If there has been a knock on Rick Barnes’ tenure at Tennessee, it’s that as good as the Vols have been, they haven’t completed any of the big-picture goals. UT tied for the regular season SEC title in 2018 but actually lost the tiebreaker to Auburn. The Vols had not won an SEC Tournament title in Barnes’ 7 seasons in Knoxville, and they haven’t gotten past the Sweet 16 of the NCAA Tournament.

But Sunday, Barnes’ balanced and defensive-minded Vols knocked out a glass ceiling with an SEC Tournament championship win over Texas A&M 65-50. Tennessee took control early, opening the game with a 14-0 run and never facing a real threat from A&M. The 2022 squad is probably not Barnes’ most exciting team, and certainly not the most star-laden. All they have done is improve down the stretch of this season — and that led to an SEC crown that UT hadn’t seen the likes of since 1979.

Sunday’s final didn’t feature the SEC’s leading scorer, Scotty Pippen, Jr., the league’s likely Player of the Year, Oscar Tshiebwe, or the probable runner-up, JD Notae. None of the SEC’s top 9 scorers played in Sunday’s title game, and the Vols’ scoring leader, Kennedy Chandler, is 12th in the league in scoring. In terms of scoring average, UT has 2 double-digit players — Chandler, the freshman who is maturing in every game, and Santiago Vescovi, a junior who has to be the best Uruguayan player in the SEC. The Vols start a power forward who averages barely 4 points per game.

But what Tennessee did in 3 games in Tampa was refuse to allow opposing offenses a degree of comfort. They held Mississippi State to just under 40% shooting, Kentucky to just 34% shooting, and finished by holding a visibly tired Texas A&M squad to 31%. The Vols’ 3 opponents connected on a dozen 3-pointers. Total. The Vols hit 12 3-pointers on Sunday.

Tennessee isn’t flashy. The things the Vols do well tend to be effort-focused and the result of extensive attention from Barnes and his players. UT is at its best in steals (9th in the nation entering Sunday), offensive rebounding (11.9 per game is 39th in NCAA basketball), and opposing field goal shooting (opponents are at just 40.3% on the season coming into Sunday, 36th in the nation).

Tennessee has had its fair share of memorable players and memorable teams since 1979. Allan Houston, Chris Lofton, Wayne Chism, Tony Harris, Grant Williams, and so many others filled all-SEC rosters, and scoring lists, and sometimes NBA rosters. But no UT team has done a better job — probably since giving up 107 points to Kentucky in Lexington on Jan. 15 — of buckling down, playing solid defense, and giving up individual stardom for a collective identity.
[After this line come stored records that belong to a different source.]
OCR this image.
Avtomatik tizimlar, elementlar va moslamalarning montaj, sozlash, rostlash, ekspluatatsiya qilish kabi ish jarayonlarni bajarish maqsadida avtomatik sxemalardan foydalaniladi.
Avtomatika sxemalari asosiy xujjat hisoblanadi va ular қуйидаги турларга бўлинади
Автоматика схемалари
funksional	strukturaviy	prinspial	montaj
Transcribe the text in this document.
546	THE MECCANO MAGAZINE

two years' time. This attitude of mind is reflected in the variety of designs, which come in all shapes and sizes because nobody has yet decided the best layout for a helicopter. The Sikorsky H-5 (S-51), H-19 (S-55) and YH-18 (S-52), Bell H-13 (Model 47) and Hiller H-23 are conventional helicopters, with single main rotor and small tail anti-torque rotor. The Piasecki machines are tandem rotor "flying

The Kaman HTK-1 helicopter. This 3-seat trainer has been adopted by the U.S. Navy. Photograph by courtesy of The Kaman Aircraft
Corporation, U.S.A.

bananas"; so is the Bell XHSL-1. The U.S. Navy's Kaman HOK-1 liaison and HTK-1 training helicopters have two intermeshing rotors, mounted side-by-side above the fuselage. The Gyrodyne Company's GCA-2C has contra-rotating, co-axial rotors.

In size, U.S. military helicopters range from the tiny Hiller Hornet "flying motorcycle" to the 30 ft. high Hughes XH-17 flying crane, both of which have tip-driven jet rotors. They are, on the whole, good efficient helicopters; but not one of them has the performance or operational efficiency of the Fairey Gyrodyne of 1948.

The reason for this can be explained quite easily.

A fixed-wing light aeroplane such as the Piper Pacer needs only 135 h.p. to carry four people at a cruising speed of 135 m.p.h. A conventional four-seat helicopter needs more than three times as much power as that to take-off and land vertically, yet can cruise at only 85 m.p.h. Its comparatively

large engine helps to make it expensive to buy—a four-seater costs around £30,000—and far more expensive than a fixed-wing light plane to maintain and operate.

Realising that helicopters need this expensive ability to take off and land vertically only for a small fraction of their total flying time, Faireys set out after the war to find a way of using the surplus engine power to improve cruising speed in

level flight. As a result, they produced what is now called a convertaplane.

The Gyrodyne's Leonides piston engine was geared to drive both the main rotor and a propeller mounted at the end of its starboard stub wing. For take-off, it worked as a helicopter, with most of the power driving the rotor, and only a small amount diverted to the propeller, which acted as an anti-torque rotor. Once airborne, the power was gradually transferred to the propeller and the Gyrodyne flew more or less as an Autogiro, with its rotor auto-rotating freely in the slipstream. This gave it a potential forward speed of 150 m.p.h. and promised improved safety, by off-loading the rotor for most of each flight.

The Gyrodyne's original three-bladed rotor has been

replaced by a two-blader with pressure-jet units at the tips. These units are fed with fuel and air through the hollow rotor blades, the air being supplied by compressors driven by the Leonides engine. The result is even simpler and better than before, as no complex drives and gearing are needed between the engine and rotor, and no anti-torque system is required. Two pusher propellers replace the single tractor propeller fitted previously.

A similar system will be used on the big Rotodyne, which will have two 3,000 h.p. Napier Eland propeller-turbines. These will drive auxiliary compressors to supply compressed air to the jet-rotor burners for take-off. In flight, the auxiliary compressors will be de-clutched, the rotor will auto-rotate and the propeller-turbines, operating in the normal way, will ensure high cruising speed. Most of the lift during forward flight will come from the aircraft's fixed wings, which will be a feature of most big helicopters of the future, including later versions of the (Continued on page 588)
It’s now an identity as champions.

For A&M, surely the NCAA bubble does not bust here? If anything, the Aggies’ poor Sunday performance illustrates the virtual impossibility of playing 4 strong games in 96 hours. The Aggies had 3 of those performances and even trimmed UT’s early lead to 5 early in the second half. But if consecutive wins of Florida, Auburn and Arkansas didn’t establish the Aggies as an NCAA Tournament team, then the metric of what constitutes such a team is broken. It’s that simple.

But in the immediate aftermath of Sunday’s final, the talk isn’t on the Aggies. It’s on Barnes, who finished a run in his 7th year as a Vol, winning a trophy that UT last won shortly after the 67-year-old Barnes finished his playing days at Lenoir-Rhyne. It’s on a UT team that won the SEC Tournament without a single 20-point scoring performance from a Vol player in the Tournament. It’s on Kennedy Chandler, who has learned volumes on the team game in the past 2 months, on Josh Fulkerson, who completed 6 years of SEC basketball as a conference champion, on non-superstar recruits like Vescovi and Zakai Zeigler, who pulled the Vols through in Tampa against more highly-regarded opponents. It’s Tennessee’s time. If nobody is a superstar, maybe everybody is a superstar.